PhD student - Stockholm University
What I will remember most…
are the field works and the people. In the years I took to finish my Master’s programme I have had the opportunity to visit several fantastic places on the planet. I have taken courses on Tenerife and Peru, done an internship in Cartagena, Spain, and did my final research project in South Africa. I have always had the feeling that everything was possible as long as you take initiative and commit.

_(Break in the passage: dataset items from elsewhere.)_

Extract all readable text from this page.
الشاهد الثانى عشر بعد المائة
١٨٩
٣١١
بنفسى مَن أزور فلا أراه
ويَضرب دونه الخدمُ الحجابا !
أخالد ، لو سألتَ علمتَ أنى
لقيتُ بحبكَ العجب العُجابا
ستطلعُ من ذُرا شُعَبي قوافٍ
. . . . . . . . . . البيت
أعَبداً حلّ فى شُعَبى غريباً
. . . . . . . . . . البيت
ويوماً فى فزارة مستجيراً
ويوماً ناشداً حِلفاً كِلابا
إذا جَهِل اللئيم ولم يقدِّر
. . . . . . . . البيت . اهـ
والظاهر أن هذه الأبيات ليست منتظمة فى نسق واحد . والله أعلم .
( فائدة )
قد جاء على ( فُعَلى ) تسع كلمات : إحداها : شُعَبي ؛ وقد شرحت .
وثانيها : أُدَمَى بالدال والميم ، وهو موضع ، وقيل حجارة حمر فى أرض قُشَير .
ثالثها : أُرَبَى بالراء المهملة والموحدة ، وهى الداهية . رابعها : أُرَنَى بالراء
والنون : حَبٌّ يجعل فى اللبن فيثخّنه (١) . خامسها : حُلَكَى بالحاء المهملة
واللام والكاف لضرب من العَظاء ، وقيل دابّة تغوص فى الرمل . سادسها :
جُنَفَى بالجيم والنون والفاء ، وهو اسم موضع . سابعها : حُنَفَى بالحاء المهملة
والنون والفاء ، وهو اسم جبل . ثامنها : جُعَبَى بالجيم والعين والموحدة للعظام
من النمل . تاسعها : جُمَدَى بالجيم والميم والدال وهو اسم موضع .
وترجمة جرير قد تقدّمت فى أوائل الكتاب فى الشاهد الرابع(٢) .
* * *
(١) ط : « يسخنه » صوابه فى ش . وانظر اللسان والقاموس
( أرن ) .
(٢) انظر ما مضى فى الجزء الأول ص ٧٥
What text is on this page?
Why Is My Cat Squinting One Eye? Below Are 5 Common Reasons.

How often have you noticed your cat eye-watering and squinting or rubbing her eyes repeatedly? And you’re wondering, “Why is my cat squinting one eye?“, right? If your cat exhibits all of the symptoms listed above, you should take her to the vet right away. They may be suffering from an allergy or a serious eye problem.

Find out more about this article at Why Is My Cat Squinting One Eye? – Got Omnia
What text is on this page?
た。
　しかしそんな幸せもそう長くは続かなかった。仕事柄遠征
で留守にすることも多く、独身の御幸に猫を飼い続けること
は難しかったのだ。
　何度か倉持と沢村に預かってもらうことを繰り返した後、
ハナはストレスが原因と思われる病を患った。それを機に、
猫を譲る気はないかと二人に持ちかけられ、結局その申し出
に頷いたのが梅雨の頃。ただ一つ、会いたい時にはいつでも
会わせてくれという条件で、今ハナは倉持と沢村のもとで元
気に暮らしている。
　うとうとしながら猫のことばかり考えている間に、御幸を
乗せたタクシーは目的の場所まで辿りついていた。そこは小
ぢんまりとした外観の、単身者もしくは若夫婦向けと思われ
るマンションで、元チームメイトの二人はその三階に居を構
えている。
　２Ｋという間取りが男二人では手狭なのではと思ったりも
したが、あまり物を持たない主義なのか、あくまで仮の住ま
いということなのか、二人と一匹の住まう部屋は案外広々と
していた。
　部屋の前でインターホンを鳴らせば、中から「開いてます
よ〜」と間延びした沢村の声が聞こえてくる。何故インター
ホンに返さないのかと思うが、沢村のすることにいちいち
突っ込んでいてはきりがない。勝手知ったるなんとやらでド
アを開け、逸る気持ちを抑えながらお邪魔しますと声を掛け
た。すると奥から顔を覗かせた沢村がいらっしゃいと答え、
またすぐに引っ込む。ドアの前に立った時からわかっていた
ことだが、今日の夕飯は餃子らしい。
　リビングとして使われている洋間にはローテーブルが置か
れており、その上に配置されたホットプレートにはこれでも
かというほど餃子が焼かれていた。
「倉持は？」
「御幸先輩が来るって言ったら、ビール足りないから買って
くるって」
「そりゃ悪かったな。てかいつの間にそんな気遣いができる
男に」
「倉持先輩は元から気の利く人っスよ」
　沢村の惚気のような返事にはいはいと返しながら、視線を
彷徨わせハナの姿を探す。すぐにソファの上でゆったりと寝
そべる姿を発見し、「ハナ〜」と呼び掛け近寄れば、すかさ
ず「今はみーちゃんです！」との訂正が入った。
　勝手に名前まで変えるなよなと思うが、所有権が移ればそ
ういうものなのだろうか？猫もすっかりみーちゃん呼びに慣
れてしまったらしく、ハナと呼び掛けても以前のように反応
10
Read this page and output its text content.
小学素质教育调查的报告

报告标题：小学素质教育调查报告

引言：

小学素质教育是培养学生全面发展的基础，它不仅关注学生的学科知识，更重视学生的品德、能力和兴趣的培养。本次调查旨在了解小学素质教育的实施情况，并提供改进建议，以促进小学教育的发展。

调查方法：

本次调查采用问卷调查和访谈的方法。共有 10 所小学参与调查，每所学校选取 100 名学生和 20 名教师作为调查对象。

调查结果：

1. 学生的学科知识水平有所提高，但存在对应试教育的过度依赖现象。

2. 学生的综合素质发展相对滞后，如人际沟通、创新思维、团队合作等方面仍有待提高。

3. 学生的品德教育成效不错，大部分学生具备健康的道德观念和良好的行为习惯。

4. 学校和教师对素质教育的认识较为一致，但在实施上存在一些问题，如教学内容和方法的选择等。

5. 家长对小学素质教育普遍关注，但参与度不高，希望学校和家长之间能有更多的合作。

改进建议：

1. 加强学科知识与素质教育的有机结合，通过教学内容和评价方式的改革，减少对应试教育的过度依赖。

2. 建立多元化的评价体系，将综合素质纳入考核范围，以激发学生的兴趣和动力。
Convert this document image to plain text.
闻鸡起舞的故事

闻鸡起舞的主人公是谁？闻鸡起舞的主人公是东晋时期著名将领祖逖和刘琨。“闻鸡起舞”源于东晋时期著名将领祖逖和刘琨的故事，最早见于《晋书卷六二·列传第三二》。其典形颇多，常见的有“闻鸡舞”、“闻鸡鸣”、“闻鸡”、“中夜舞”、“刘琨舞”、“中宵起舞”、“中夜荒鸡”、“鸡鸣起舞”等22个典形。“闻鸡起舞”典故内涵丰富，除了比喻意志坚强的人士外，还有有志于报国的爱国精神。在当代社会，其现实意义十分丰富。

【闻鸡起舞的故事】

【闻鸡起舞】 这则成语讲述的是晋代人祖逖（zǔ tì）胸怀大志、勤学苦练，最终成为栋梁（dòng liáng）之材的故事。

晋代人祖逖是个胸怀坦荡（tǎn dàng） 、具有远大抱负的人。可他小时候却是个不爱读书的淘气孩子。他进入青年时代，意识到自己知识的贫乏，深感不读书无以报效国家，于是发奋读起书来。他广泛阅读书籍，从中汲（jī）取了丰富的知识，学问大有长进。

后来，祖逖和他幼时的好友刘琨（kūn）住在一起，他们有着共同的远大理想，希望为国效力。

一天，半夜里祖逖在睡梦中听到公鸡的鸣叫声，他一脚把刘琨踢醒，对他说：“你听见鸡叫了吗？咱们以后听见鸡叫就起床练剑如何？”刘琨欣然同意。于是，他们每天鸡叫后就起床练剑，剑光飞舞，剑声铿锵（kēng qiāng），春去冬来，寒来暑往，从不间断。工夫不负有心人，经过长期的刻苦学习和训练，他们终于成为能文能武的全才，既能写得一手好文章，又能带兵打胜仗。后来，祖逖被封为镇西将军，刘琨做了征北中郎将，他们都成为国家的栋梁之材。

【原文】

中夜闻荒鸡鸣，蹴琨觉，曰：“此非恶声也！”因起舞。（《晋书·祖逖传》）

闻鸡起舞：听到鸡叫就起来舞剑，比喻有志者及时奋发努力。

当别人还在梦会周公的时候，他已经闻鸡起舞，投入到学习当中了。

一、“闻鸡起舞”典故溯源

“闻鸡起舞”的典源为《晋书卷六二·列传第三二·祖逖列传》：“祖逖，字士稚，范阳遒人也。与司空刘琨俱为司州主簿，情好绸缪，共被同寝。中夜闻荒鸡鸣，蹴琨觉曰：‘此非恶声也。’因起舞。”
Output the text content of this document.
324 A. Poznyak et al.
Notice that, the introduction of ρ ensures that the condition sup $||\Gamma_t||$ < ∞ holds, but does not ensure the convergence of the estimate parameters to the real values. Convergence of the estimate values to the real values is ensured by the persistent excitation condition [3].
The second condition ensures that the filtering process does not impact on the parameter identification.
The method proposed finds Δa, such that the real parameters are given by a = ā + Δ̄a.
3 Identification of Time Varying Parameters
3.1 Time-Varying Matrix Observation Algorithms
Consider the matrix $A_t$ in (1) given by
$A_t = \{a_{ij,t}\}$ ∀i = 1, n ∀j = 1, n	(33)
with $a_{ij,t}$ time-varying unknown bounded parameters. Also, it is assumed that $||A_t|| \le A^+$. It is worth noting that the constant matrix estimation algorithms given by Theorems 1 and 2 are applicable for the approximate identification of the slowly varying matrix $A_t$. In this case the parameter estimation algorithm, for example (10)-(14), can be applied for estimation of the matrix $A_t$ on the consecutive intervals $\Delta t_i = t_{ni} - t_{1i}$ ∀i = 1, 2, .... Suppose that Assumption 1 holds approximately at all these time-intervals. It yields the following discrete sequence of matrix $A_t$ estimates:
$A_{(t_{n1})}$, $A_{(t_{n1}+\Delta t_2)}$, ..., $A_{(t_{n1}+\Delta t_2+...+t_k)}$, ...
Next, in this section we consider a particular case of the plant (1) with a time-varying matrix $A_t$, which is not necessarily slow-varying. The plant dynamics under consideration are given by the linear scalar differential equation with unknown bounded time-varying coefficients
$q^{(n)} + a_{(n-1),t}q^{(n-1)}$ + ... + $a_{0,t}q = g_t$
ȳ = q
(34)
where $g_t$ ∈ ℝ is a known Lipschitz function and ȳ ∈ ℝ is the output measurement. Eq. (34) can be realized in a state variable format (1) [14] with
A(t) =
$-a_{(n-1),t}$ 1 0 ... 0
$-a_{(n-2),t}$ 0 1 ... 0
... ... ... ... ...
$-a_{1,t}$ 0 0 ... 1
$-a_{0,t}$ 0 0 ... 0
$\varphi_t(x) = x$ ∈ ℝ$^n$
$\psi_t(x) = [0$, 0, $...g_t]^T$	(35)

My thesis was a learning experience, and I think that is exactly what it should be. If you think you are done (as a scientist) after your masters, you’re wrong. In fact you’re never supposed to be done as a scientist.
My first job
After half a year of teaching, which I enjoyed very much (I still miss the interaction with school kids!) I realized how amazing studying actually is (better late than never) and how much I missed the ‘intellectual challenge’ from academia. I applied for a PhD position at Stockholm’s Universitet (SU) in Sweden.
PhD research project
My research project is part of a large EU project PAGE21 that looks at Changing Permafrost in the Arctic and its global effects in the 21th century. Not to long ago it became clear that arctic permafrost (25% of all the landmass on the northern hemisphere) is a potential huge source of greenhouse gasses. At the same time not too much is known about the total storage of C and N in these areas. One aim is to investigate these carbon pools both quantitative and qualitative. The latter is where I will be focussing on. I will study active layer dynamics and try to define simple geochemical tools that can help determine the quality and potential decomposability of the soil organic matter in the Eurasian arctic. Main sites of interest are Northern Sweden, Svalbard, Siberia and Greenland.